Sophomore discusses experience working at JCC after April 2014 shooting


Cotter-Brown sits by the Reat Underwood Memorial bench in front of the school. “Everything that has happened has created community — in this school and in this area,” Cotter-Brown said.

Courtney Carpenter, Co-Editor

A close friend to late Reat Underwood, sophomore Maili Cotter-Brown works at the Jewish Community Center (JCC) — the setting of the shooting which took place more than a year ago. Cotter-Brown is currently a lifeguard at the JCC and said she has had connections there since she was young.

“I went to preschool there,” Cotter-Brown said. “I went to after-school care there, and I took swim lessons and was on a swim team. Working there just kind of seemed to fit. It didn’t really originally connect with what had happened.”

Cotter-Brown said the JCC has changed since Underwood’s passing, and the overall security has been significantly increased.

“They never used to have policemen working around the campus,” she said. “Now they always walk around, and they’re at all of the entrances and exits. That’s a shocking experience for me.”

Also for security purposes,
Cotter-Brown said employees at the JCC have to partake in much more safety instruction than before.

“Every person that works at the Jewish Community Center has gone through training to know what to do if someone were to come in with a gun,” Cotter-Brown said. “That didn’t happen before Reat was there.”

Cotter-Brown said working where her friend was killed is a constant reminder of what took place.

“I haven’t spent a lot of time in that area of the building,” Cotter-Brown said. “When I do go through there, it’s a weird experience because I know that’s where it happened. It doesn’t seem real.”

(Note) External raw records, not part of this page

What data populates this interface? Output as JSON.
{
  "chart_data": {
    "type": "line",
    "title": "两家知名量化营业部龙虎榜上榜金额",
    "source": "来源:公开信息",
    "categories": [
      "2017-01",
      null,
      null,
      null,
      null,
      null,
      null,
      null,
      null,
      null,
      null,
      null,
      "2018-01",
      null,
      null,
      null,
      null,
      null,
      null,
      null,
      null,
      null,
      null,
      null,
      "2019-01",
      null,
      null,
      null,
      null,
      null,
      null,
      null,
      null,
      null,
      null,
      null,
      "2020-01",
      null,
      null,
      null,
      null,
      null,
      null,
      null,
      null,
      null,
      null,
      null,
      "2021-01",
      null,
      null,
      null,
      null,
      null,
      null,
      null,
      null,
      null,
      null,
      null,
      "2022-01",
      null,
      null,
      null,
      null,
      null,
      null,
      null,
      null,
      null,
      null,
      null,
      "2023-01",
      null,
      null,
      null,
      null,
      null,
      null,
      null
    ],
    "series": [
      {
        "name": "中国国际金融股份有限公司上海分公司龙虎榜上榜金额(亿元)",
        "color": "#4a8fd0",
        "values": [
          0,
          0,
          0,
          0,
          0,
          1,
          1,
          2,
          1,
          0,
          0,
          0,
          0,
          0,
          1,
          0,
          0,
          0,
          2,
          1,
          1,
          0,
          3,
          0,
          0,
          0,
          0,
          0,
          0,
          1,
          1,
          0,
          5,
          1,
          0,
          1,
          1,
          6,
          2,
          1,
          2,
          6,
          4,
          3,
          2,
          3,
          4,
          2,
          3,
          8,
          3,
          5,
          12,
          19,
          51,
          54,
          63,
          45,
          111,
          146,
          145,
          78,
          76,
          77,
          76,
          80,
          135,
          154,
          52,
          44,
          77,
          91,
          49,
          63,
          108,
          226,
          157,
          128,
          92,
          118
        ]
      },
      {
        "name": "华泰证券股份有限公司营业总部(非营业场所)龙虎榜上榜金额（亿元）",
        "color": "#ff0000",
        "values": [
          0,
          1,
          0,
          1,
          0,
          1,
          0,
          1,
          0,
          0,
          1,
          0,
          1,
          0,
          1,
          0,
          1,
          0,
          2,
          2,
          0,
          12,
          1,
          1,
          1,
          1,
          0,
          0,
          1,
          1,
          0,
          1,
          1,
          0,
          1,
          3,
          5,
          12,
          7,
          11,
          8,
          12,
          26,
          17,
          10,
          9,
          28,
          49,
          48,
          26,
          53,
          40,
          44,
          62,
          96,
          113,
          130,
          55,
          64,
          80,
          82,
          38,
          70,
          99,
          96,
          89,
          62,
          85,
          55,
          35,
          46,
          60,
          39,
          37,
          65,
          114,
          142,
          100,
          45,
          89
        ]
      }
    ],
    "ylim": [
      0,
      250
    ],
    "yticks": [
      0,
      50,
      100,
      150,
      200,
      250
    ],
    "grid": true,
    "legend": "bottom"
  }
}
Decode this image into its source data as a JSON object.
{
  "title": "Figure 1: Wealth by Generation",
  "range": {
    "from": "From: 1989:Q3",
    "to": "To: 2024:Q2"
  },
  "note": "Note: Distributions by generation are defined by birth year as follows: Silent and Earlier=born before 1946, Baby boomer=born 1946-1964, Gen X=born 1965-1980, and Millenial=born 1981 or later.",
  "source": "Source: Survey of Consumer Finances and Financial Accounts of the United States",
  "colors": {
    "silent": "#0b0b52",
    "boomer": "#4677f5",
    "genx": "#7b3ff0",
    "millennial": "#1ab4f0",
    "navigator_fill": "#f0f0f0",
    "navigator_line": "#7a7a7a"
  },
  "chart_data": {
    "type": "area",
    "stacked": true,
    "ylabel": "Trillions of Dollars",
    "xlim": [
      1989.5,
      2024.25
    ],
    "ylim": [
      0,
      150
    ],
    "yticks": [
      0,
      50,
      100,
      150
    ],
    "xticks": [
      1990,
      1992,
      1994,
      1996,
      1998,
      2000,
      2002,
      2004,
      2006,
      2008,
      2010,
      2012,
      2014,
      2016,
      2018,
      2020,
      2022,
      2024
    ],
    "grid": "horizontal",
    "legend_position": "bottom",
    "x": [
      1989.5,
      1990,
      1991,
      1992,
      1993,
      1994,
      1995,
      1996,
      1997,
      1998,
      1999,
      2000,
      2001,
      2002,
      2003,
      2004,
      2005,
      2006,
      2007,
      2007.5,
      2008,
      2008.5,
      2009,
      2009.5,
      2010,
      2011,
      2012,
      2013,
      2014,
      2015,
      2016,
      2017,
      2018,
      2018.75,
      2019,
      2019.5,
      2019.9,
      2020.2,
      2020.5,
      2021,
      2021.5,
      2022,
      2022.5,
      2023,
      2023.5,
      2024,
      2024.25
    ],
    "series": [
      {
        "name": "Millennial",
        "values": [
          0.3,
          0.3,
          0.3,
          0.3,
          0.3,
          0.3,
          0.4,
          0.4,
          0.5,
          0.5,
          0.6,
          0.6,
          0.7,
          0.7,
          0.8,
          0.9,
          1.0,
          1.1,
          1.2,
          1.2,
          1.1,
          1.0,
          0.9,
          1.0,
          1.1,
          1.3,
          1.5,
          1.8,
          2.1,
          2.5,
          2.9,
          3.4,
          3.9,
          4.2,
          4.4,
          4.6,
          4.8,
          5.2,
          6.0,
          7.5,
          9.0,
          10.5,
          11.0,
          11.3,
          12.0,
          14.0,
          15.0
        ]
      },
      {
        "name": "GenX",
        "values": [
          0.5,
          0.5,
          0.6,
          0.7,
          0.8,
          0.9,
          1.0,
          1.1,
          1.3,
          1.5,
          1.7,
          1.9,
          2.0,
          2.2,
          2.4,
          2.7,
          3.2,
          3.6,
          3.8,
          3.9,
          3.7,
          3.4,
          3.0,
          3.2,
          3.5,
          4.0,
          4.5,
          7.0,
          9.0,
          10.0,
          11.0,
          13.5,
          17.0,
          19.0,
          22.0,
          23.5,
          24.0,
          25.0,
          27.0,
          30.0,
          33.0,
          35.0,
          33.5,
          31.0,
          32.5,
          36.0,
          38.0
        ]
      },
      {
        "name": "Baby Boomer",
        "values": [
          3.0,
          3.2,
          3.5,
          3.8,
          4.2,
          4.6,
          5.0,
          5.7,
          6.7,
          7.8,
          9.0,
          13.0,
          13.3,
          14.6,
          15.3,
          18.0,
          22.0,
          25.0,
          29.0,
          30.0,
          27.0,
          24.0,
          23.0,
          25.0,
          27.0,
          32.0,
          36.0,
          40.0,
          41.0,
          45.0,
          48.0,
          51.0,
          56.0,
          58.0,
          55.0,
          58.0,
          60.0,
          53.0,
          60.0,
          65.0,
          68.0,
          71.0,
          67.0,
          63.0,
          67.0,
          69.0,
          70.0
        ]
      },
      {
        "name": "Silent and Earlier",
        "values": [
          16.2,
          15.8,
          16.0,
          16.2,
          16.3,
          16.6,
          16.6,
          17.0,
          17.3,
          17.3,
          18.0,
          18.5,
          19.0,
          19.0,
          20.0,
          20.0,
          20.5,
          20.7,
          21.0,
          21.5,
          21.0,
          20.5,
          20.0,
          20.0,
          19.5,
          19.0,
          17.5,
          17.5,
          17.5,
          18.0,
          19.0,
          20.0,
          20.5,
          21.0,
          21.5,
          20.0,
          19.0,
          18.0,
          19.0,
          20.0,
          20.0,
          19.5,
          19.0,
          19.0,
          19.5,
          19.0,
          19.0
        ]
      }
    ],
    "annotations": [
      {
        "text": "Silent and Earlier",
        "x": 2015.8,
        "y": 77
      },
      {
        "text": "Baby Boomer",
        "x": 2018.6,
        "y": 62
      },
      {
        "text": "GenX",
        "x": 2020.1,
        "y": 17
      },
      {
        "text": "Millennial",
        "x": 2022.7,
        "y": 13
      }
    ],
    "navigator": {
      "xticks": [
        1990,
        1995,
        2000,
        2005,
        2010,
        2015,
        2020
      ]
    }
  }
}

Cotter-Brown said there has been support from all across the world for Underwood and the JCC, and that has only made the community stronger.

“The Jewish community was obviously affected, even though no one who was shot was actually Jewish,” Cotter-Brown said. “It was a direct attack on them, so the Jewish community itself has had to come together. People in Israel knew about what happened to Reat, and they support the JCC and Reat’s family.”

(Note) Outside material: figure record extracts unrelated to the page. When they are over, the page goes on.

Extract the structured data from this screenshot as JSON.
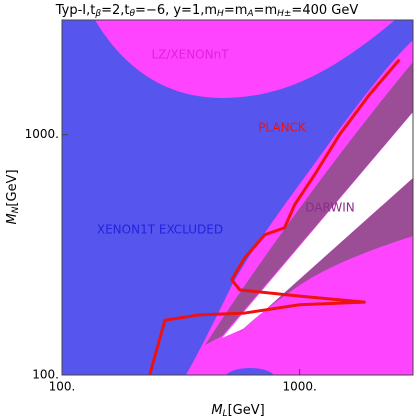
{
  "chart_data": {
    "type": "line",
    "title": [
      "Typ-I,t",
      "β",
      "=2,t",
      "θ",
      "=−6, y=1,m",
      "H",
      "=m",
      "A",
      "=m",
      "H±",
      "=400 GeV"
    ],
    "x_label": [
      "M",
      "L",
      "[GeV]"
    ],
    "y_label": [
      "M",
      "N",
      "[GeV]"
    ],
    "log_x": true,
    "log_y": true,
    "xlim": [
      100,
      3000
    ],
    "ylim": [
      100,
      3000
    ],
    "xticks": [
      {
        "value": 100,
        "label": "100."
      },
      {
        "value": 1000,
        "label": "1000."
      }
    ],
    "yticks": [
      {
        "value": 100,
        "label": "100."
      },
      {
        "value": 1000,
        "label": "1000."
      }
    ],
    "annotations": [
      {
        "text": "LZ/XENONnT",
        "color": "#e020e0"
      },
      {
        "text": "PLANCK",
        "color": "#ee1111"
      },
      {
        "text": "DARWIN",
        "color": "#8a2d8a"
      },
      {
        "text": "XENON1T EXCLUDED",
        "color": "#2222dd"
      }
    ],
    "series": [
      {
        "name": "PLANCK",
        "color": "#ee1111",
        "x": [
          234,
          271,
          380,
          587,
          1000,
          1874,
          1000,
          560,
          518,
          587,
          713,
          864,
          953,
          1156,
          1472,
          1968,
          2630
        ],
        "values": [
          100,
          169,
          178,
          181,
          196,
          201,
          213,
          226,
          249,
          307,
          383,
          410,
          511,
          681,
          1000,
          1468,
          2053
        ]
      }
    ]
  }
}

Cotter-Brown said the organization and phrase, “Faith Wins,” which was started by Underwood’s mother Mindy Corporon, has influenced how she faces tragedy every time she goes to work.

“When I think about ‘Faith Wins,’ I know they don’t want me to be sad about Reat,” she said. “I try not to do that. I try to let happiness and love pour out of me instead of hateful things like the hate that caused this to happen to Reat.”